A questa delocalizzazione non ha corrisposto la realizzazione di studentati e l'aumento dell'offerta di soluzioni abitative per la popolazione studentesca che si insediava sul territorio, Anzi l'aumento della richiesta di abitazioni, ancorchè fatiscenti, ha fatto aumentare la competitività tra la popolazione esternalizzata, proveniente dal centro città e la richiesta di alloggi proveniente dall'utenza aggiuntiva, quella studentesca, producendo un aumento spropositato del prezzo degli immobili, sia in proprietà che in affitto. L'assenza di una politica abitativa a carattere sociale (cosiddetto social housing) e una assoluta noncuranza per la gestione del patrimonio abitativo pubblico, hanno fatto il resto, creando una situazione invivibile nelle periferie delle grandi città e, tra queste, Milano. Una gestione politica non asservita alle logiche del "mercato" ma avveduta ed attenta ad un uso corretto del territorio avrebbe dovuto capirlo ed, a fronte di movimenti come quelli studenteschi, che facevano del loro attendamento nelle pubbliche piazze e nei giardini pubblici un'occasione di denuncia pacifica e civile delle condizioni di disagio vissute dai giovani utenti dei servizi universitari, avrebbe dovuto agire per tempo in modo politicamente responsabile per un governo della città, realizzando interventi mirati che invece sono stati del tutto assenti o comunque segnati da forti ritardi.
Questo quando non c'è di più e di diverso perché spesso i pensionati universitari realizzati sono riservati a studenti facoltosi e di fatto ad una parte privilegiata di essi che costituiscono la fascia ricca e facoltosa degli utenti dei servizi universitari, che approfittano della qualità della formazione universitaria offerta dalla città per usufruirne, posto che in Italia l'istruzione universitaria è ancora pressoché gratuita.
Alla carenza di interventi abitativi si aggiunga il disagio derivante da una rete di servizi lacunose e insufficiente che rende proibitivi i tempi e i costi di trasporto per i lavoratori esternalizzati dal centro della città e che di fatto trasforma i quartieri periferici in dormitori privi di servizi e di attività ricreative, alimentando la terziarizzazione del centro città come luogo da aggredire per la movida e da abbandonare, dopo scorribande ed incursioni da parte di una popolazione di fatto estranea al tessuto cittadino.

Cresce il degrado

Questo riassetto, questa delocalizzazione funzionale della popolazione comporta una ristrutturazione urbanistica e del territorio che si caratterizza per la riduzione degli spazi pubblici e collettivi, per la trasformazione del verde pubblico in mero arredo urbano, spesso realizzato con materiali sintetici ed escludendo la presenza della natura (istallazione di falsi prati sul selciato, fioriere ed alberi piantati nella torba, a formare del pseudo verde, dei pseudo giardini).

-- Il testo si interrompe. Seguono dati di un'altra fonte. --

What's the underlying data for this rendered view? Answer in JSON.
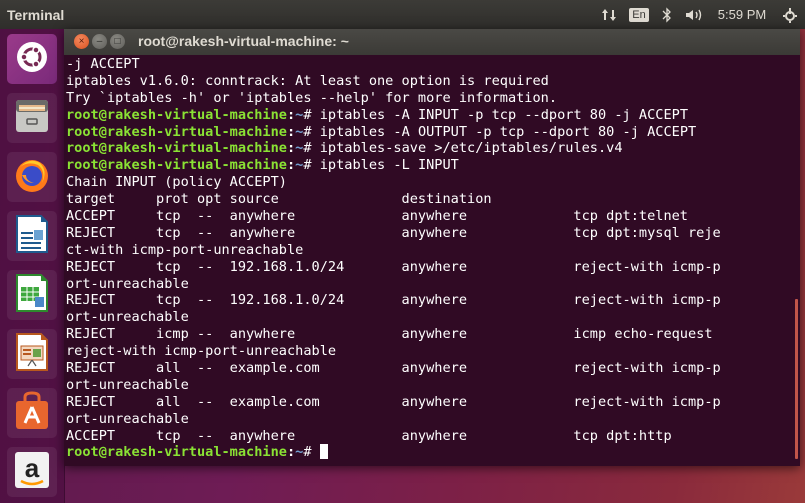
{
  "topbar": {
    "app_title": "Terminal",
    "tray": {
      "network_icon": "network-updown-icon",
      "language": "En",
      "bluetooth_icon": "bluetooth-icon",
      "volume_icon": "volume-icon",
      "clock": "5:59 PM",
      "settings_icon": "gear-icon"
    }
  },
  "launcher": {
    "items": [
      {
        "name": "Ubuntu Dash",
        "icon": "ubuntu-logo-icon"
      },
      {
        "name": "Files",
        "icon": "file-cabinet-icon"
      },
      {
        "name": "Firefox",
        "icon": "firefox-icon"
      },
      {
        "name": "LibreOffice Writer",
        "icon": "writer-document-icon"
      },
      {
        "name": "LibreOffice Calc",
        "icon": "calc-spreadsheet-icon"
      },
      {
        "name": "LibreOffice Impress",
        "icon": "impress-presentation-icon"
      },
      {
        "name": "Ubuntu Software",
        "icon": "shopping-bag-icon"
      },
      {
        "name": "Amazon",
        "icon": "amazon-icon"
      }
    ]
  },
  "window": {
    "title": "root@rakesh-virtual-machine: ~",
    "colors": {
      "background": "#300a24",
      "prompt_user": "#8ae234",
      "prompt_path": "#729fcf",
      "text": "#ffffff"
    }
  },
  "terminal": {
    "prompt": {
      "user_host": "root@rakesh-virtual-machine",
      "sep": ":",
      "path": "~",
      "symbol": "# "
    },
    "lines": [
      {
        "type": "out",
        "text": "-j ACCEPT"
      },
      {
        "type": "out",
        "text": "iptables v1.6.0: conntrack: At least one option is required"
      },
      {
        "type": "out",
        "text": "Try `iptables -h' or 'iptables --help' for more information."
      },
      {
        "type": "cmd",
        "text": "iptables -A INPUT -p tcp --dport 80 -j ACCEPT"
      },
      {
        "type": "cmd",
        "text": "iptables -A OUTPUT -p tcp --dport 80 -j ACCEPT"
      },
      {
        "type": "cmd",
        "text": "iptables-save >/etc/iptables/rules.v4"
      },
      {
        "type": "cmd",
        "text": "iptables -L INPUT"
      },
      {
        "type": "out",
        "text": "Chain INPUT (policy ACCEPT)"
      },
      {
        "type": "out",
        "text": "target     prot opt source               destination"
      },
      {
        "type": "out",
        "text": "ACCEPT     tcp  --  anywhere             anywhere             tcp dpt:telnet"
      },
      {
        "type": "out",
        "text": "REJECT     tcp  --  anywhere             anywhere             tcp dpt:mysql reje"
      },
      {
        "type": "out",
        "text": "ct-with icmp-port-unreachable"
      },
      {
        "type": "out",
        "text": "REJECT     tcp  --  192.168.1.0/24       anywhere             reject-with icmp-p"
      },
      {
        "type": "out",
        "text": "ort-unreachable"
      },
      {
        "type": "out",
        "text": "REJECT     tcp  --  192.168.1.0/24       anywhere             reject-with icmp-p"
      },
      {
        "type": "out",
        "text": "ort-unreachable"
      },
      {
        "type": "out",
        "text": "REJECT     icmp --  anywhere             anywhere             icmp echo-request"
      },
      {
        "type": "out",
        "text": "reject-with icmp-port-unreachable"
      },
      {
        "type": "out",
        "text": "REJECT     all  --  example.com          anywhere             reject-with icmp-p"
      },
      {
        "type": "out",
        "text": "ort-unreachable"
      },
      {
        "type": "out",
        "text": "REJECT     all  --  example.com          anywhere             reject-with icmp-p"
      },
      {
        "type": "out",
        "text": "ort-unreachable"
      },
      {
        "type": "out",
        "text": "ACCEPT     tcp  --  anywhere             anywhere             tcp dpt:http"
      },
      {
        "type": "prompt_cursor",
        "text": ""
      }
    ]
  }
}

Non ci si deve stupire se in un ambiente così disumanizzato i cittadini vivono una situazione di profondo disagio, di estraneità, subiscono la città che peraltro diviene invivibile, invasa dalle polveri dei tanti lavori, sconvolta per la viabilità dissestata, frutto di scelte ondivaghe e di ripensamenti relativi sull'organizzazione del traffico cittadino, e tutto questo mentre l'insieme degli interventi si riflette nell'aumento dei costi per vivere e abitare.

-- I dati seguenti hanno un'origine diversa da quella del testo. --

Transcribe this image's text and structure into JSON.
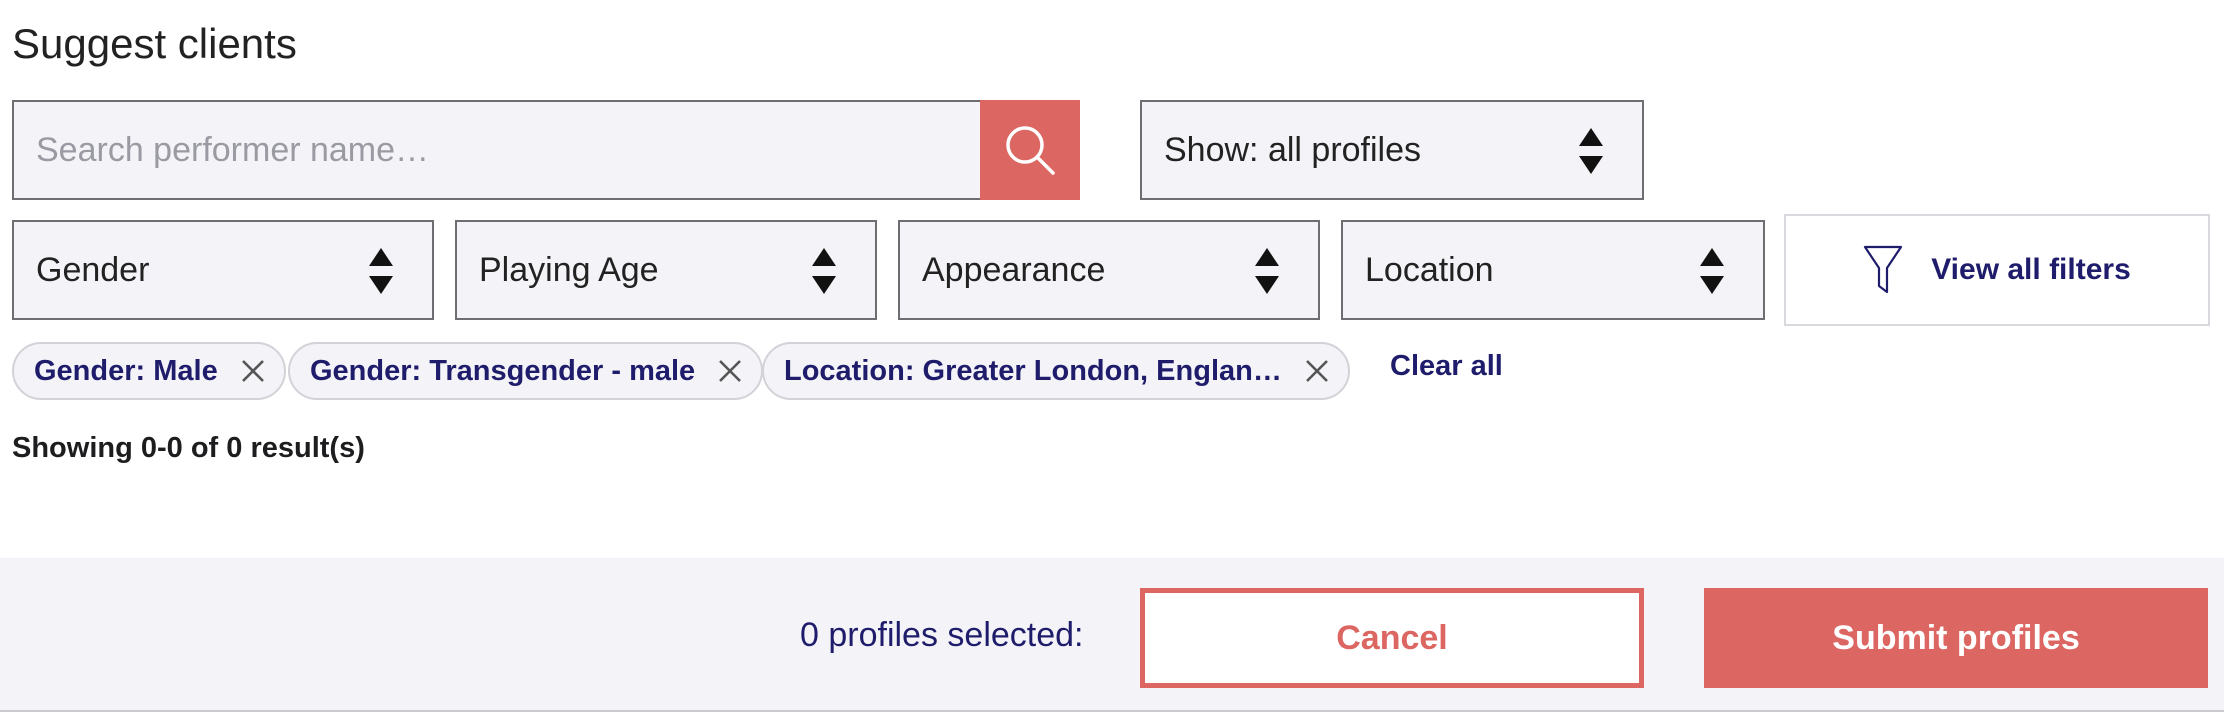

Mentre tutto questo avviene prevale un senso di profonda estraneità, frustrazione e rassegnazione perché ci si rende conto di non avere strumenti per intervenire e per condizionare, anche se in misura minima la gestione del territorio perché esso assuma una dimensione più umana e vivibile. Ogni discontinuità tra le attività di Amministrazioni che si avvicendano nella gestione del territorio scompare e a prevalere è una continuità che è lo specchio della persistenza degli interessi economici e speculativi che presiedono alla gestione del territorio.